Agustin Pichot receiving unlikely eleventh-hour support in World Rugby chairman bid

The promise of a huge financial windfall for European nations could decide the next chairman of World Rugby.

The secret vote will be held on Monday morning (NZ time) with Sir Bill Beaumont seeking re-election against Agustin Pichot. 

In a late twist, Newshub understands two Six Nations powerhouses are considering switching their votes to the Argentine.

Irish rugby writer Michael Corcoran has heard the same whispers surrounding Ireland and Wales' shocking decision to turn their back on the north. 

"There is the possibility that [those two countries] could very well step away from the Six Nations people and go with Gus Pichot," Corcoran told Newshub. 

Pichot's challenge to Beaumont's reign came at the 11th hour, only declaring his intention to run two weeks ago, and now it appears key votes may be following suit with a last-minute switch.

But Beaumont is adamant he will see off the challenge of the former Pumas skipper, and that includes the votes of Ireland and Wales.

Sir Bill Beaumont
Sir Bill Beaumont Photo credit: Getty

"I am still pretty confident that the people who were supporting me then, are still supporting me now," Beaumont said on Sky Sports UK. 

The old adage of money talks rings true in rugby and there could yet be a major cash incentive that keeps Ireland and Wales aligned with Beaumont. 

Private Equity firm CVC is set to acquire a 15 percent stake in the Six Nations, worth NZ$ 600 million.
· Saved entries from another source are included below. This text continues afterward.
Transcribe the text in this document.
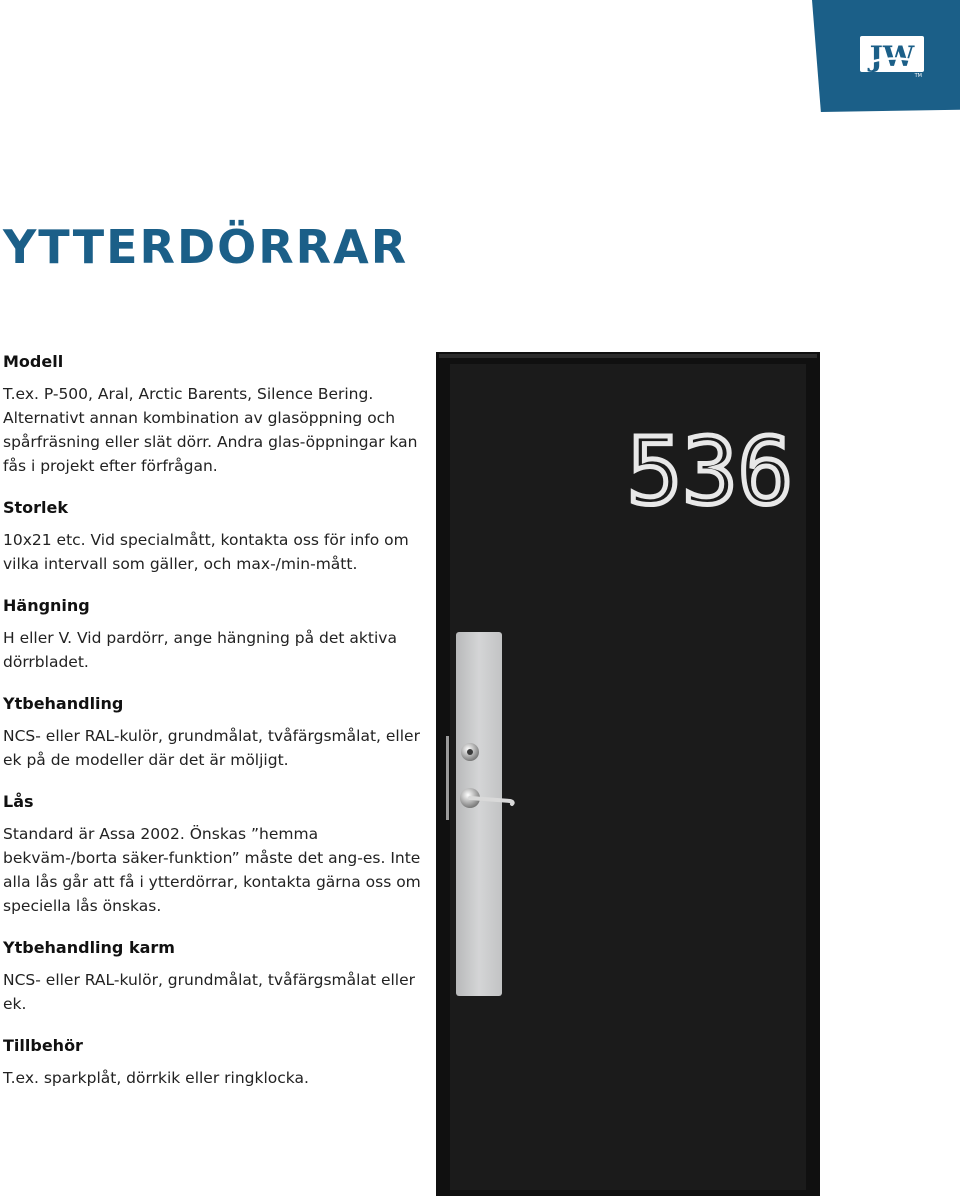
JW
TM
YTTERDÖRRAR
Modell

T.ex. P-500, Aral, Arctic Barents, Silence Bering. Alternativt annan kombination av glasöppning och spårfräsning eller slät dörr. Andra glas-öppningar kan fås i projekt efter förfrågan.

Storlek

10x21 etc. Vid specialmått, kontakta oss för info om vilka intervall som gäller, och max-/min-mått.

Hängning

H eller V. Vid pardörr, ange hängning på det aktiva dörrbladet.

Ytbehandling

NCS- eller RAL-kulör, grundmålat, tvåfärgsmålat, eller ek på de modeller där det är möljigt.

Lås

Standard är Assa 2002. Önskas ”hemma bekväm-/borta säker-funktion” måste det ang-es. Inte alla lås går att få i ytterdörrar, kontakta gärna oss om speciella lås önskas.

Ytbehandling karm

NCS- eller RAL-kulör, grundmålat, tvåfärgsmålat eller ek.

Tillbehör

T.ex. sparkplåt, dörrkik eller ringklocka.

536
That's a cash incentive both countries risk losing if a global rugby calendar is introduced as Pichot has campaigned on. 
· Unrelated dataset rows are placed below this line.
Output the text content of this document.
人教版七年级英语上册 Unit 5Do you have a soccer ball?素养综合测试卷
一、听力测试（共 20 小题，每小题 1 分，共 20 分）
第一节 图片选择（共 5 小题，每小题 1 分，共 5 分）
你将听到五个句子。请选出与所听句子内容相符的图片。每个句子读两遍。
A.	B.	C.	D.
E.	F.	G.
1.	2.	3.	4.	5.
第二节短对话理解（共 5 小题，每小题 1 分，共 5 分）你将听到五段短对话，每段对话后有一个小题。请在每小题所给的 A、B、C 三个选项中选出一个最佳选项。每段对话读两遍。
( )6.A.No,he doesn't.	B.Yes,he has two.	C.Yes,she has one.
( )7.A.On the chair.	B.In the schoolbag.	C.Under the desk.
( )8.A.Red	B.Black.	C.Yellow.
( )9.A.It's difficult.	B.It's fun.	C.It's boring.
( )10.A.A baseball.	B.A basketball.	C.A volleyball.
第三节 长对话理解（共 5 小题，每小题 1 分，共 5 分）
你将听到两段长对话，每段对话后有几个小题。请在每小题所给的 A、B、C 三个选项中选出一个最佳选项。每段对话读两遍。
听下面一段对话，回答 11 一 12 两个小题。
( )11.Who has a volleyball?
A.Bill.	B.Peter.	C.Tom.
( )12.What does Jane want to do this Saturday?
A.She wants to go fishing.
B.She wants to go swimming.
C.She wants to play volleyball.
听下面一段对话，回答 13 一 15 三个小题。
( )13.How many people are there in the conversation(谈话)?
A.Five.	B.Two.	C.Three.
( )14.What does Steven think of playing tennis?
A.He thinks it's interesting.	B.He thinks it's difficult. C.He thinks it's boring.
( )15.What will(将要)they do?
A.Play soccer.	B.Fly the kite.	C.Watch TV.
Times rugby writer Chris Jones thinks money will ultimately sway their decision. 

"For the Six Nations countries, are they really willing to go down the Pichot route, which could see them lose some of that financial control?," Jones said. 

"At this very moment, they are all looking at their own bank accounts and getting very worried." 
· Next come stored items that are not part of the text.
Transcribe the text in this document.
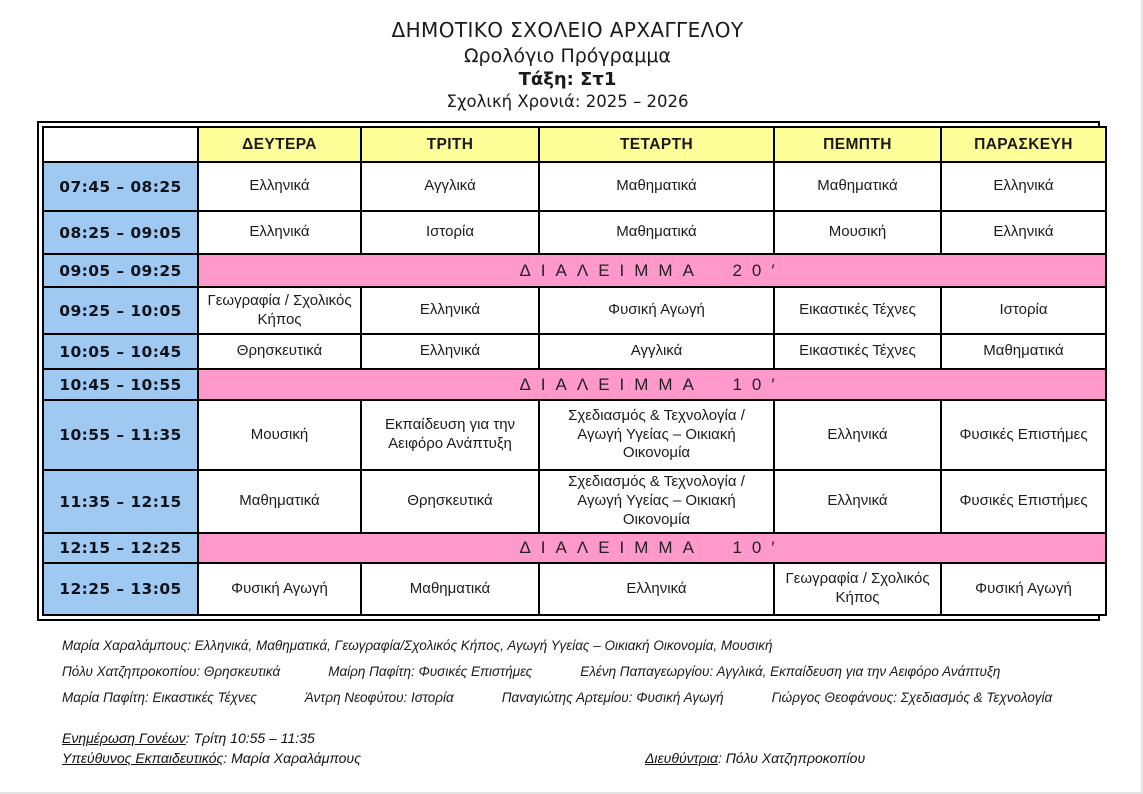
ΔΗΜΟΤΙΚΟ ΣΧΟΛΕΙΟ ΑΡΧΑΓΓΕΛΟΥ
Ωρολόγιο Πρόγραμμα
Τάξη: Στ1
Σχολική Χρονιά: 2025 – 2026
	ΔΕΥΤΕΡΑ	ΤΡΙΤΗ	ΤΕΤΑΡΤΗ	ΠΕΜΠΤΗ	ΠΑΡΑΣΚΕΥΗ
07:45 – 08:25	Ελληνικά	Αγγλικά	Μαθηματικά	Μαθηματικά	Ελληνικά
08:25 – 09:05	Ελληνικά	Ιστορία	Μαθηματικά	Μουσική	Ελληνικά
09:05 – 09:25	ΔΙΑΛΕΙΜΜΑ  20′				
09:25 – 10:05	Γεωγραφία / Σχολικός Κήπος	Ελληνικά	Φυσική Αγωγή	Εικαστικές Τέχνες	Ιστορία
10:05 – 10:45	Θρησκευτικά	Ελληνικά	Αγγλικά	Εικαστικές Τέχνες	Μαθηματικά
10:45 – 10:55	ΔΙΑΛΕΙΜΜΑ  10′				
10:55 – 11:35	Μουσική	Εκπαίδευση για την Αειφόρο Ανάπτυξη	Σχεδιασμός & Τεχνολογία / Αγωγή Υγείας – Οικιακή Οικονομία	Ελληνικά	Φυσικές Επιστήμες
11:35 – 12:15	Μαθηματικά	Θρησκευτικά	Σχεδιασμός & Τεχνολογία / Αγωγή Υγείας – Οικιακή Οικονομία	Ελληνικά	Φυσικές Επιστήμες
12:15 – 12:25	ΔΙΑΛΕΙΜΜΑ  10′				
12:25 – 13:05	Φυσική Αγωγή	Μαθηματικά	Ελληνικά	Γεωγραφία / Σχολικός Κήπος	Φυσική Αγωγή
Μαρία Χαραλάμπους: Ελληνικά, Μαθηματικά, Γεωγραφία/Σχολικός Κήπος, Αγωγή Υγείας – Οικιακή Οικονομία, Μουσική
Πόλυ Χατζηπροκοπίου: Θρησκευτικά	Μαίρη Παφίτη: Φυσικές Επιστήμες	Ελένη Παπαγεωργίου: Αγγλικά, Εκπαίδευση για την Αειφόρο Ανάπτυξη
Μαρία Παφίτη: Εικαστικές Τέχνες	Άντρη Νεοφύτου: Ιστορία	Παναγιώτης Αρτεμίου: Φυσική Αγωγή	Γιώργος Θεοφάνους: Σχεδιασμός & Τεχνολογία
Ενημέρωση Γονέων: Τρίτη 10:55 – 11:35
Υπεύθυνος Εκπαιδευτικός: Μαρία Χαραλάμπους	Διευθύντρια: Πόλυ Χατζηπροκοπίου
Those worries would be allayed by CVC's stake in the Six Nations, with the company having already acquired part of the English Premiership and Pro14 competition for nearly NZ$700 million. 

"Either you know something somebody else doesn't, or you're nuts, and this company is not mad, so they see a massive opportunity to make a lot of money," noted Jones. 

And in doing so, it continues the trend of the rich European unions getting richer, with tier two sides again left behind.

A situation Pichot has pledged to end.

"That has to be a vote for what's good for the game and what's good for the future," said Corcoran. 

Jones agrees and hopes change comes when the results of the vote are released next month. 

"It's not a healthy situation at the moment and it's going to require massive change," Jones said.

Unions from around the globe get their chance to help implement it later on Monday.